Autumn in Nordmarka in Oslo. Photo: Bjørn Sandvik, 5th October 2013. 

7 comments:

Anonymous said...

For the gdalwarp, where do your values come from for: 432000 6790000 492000 6850000?

Bjørn Sandvik said...

The values are described in this blog post.

Jaminyah said...

Are you familiar with any technique for smoothly transistioning from a two dimensional view to a three dimensional view?

Consider a 2D square for example. If I push upwards on the lower most edge of the square I would like the image to transistion into a cube.

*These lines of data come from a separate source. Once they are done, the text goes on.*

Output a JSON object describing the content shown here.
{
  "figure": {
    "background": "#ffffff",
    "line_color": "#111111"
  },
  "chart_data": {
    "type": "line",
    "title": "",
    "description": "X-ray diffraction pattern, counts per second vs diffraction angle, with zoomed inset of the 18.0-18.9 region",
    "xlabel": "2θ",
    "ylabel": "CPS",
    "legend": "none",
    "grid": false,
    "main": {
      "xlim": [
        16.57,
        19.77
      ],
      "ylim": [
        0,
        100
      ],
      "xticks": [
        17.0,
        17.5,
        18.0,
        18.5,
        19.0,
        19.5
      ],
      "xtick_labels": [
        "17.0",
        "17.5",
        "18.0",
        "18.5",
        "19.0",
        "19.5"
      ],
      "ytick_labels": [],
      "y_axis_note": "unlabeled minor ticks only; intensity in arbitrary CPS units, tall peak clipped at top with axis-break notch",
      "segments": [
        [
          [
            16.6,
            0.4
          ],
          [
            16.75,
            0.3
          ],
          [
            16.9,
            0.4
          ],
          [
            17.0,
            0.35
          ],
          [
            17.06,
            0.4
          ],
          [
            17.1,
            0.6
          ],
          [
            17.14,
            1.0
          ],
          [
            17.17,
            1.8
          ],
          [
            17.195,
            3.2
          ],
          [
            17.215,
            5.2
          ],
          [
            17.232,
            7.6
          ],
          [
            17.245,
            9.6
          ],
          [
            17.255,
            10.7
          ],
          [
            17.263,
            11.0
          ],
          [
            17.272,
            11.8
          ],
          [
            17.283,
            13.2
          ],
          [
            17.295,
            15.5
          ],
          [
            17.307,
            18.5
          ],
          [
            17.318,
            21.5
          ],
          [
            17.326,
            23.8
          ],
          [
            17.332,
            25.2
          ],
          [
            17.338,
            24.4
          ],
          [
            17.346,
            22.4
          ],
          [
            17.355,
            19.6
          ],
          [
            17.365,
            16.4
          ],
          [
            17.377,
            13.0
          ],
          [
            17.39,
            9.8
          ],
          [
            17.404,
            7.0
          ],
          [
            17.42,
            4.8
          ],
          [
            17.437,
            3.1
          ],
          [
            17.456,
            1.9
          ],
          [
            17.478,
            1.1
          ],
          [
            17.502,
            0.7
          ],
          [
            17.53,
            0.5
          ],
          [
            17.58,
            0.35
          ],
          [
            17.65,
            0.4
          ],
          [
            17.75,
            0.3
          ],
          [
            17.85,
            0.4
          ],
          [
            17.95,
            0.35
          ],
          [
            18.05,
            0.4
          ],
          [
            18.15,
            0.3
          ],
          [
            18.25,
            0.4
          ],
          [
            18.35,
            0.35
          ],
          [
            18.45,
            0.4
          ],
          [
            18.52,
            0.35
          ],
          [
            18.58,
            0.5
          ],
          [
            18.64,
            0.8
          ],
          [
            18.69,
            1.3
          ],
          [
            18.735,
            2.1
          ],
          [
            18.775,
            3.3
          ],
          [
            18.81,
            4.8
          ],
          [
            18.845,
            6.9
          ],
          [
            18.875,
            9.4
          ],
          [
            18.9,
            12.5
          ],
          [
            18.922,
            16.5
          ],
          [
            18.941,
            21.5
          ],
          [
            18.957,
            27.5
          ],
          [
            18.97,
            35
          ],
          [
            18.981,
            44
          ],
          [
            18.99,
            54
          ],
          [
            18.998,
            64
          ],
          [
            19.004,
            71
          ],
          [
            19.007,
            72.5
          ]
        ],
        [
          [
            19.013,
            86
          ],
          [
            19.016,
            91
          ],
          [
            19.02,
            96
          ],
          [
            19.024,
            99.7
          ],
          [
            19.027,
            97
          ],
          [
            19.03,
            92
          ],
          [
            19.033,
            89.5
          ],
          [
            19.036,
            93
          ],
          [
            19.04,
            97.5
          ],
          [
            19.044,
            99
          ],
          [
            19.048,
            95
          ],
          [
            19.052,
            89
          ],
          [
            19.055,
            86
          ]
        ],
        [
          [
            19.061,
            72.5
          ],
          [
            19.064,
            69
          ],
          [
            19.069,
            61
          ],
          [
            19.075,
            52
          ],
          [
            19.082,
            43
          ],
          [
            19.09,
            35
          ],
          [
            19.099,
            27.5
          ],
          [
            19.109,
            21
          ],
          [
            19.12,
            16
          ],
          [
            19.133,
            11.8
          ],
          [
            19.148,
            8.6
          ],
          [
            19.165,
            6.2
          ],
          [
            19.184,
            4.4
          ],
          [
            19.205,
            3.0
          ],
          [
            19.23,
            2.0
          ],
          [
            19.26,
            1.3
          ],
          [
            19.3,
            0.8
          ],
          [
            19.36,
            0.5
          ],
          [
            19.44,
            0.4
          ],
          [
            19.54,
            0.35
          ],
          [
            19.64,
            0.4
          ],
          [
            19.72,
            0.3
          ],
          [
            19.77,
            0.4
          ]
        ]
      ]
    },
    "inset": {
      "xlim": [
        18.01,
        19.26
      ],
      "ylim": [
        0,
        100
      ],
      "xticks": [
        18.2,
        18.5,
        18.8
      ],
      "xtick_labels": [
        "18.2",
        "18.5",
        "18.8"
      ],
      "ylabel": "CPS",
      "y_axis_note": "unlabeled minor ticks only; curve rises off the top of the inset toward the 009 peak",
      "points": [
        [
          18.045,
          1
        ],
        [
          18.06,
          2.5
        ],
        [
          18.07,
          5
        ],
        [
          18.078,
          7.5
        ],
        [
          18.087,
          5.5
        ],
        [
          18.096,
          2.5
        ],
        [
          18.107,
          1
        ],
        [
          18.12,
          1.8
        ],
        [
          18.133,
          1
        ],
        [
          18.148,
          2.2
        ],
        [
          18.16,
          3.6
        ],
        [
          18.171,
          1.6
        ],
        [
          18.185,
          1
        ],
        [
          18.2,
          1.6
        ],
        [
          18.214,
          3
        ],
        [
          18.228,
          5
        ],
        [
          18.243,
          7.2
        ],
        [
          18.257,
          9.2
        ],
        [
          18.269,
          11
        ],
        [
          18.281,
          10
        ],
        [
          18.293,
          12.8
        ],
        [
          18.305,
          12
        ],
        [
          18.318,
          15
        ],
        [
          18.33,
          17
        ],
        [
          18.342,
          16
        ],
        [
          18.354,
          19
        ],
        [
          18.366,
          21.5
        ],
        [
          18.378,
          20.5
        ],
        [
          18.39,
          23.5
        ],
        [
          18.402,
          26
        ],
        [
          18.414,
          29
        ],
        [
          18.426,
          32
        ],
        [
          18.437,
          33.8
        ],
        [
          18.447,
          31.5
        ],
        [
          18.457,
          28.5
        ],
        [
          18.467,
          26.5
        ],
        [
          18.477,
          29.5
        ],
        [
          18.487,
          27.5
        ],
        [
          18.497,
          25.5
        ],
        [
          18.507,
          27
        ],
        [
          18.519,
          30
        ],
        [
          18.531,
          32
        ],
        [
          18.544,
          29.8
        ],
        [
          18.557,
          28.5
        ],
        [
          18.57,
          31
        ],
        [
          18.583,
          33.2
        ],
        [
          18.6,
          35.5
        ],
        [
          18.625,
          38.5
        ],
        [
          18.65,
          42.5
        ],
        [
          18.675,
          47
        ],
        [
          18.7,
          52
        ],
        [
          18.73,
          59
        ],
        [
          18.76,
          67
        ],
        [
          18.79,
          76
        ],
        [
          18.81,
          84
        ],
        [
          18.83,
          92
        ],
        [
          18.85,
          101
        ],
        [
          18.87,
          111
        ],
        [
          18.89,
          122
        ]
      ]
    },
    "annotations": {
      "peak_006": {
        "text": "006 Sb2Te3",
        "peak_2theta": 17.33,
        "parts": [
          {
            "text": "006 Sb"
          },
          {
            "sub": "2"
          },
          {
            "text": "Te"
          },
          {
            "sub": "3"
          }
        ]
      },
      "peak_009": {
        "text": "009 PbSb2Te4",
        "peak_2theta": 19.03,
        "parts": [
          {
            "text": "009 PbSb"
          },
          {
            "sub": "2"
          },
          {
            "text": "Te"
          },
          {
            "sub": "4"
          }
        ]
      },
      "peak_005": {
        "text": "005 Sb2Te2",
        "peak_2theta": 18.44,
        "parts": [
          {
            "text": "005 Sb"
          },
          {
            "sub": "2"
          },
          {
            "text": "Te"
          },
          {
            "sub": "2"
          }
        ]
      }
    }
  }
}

If there is a 2D square and a 2D rectangle on a canvas if I push upwards on the lower edge of the canvas the image transistions into a 3D cube and 3D rectangle block.

Google Earth has this similar effect. As you fly into the map the image smoothly transistions from a 2D map image to a 3D real world terrain image just as happens in real life. Any suggestions would be welcomed. Thanks.

Unknown said...

Hello Bjorn,
Love your work:) everything is explained in detail and final results are always astonishing.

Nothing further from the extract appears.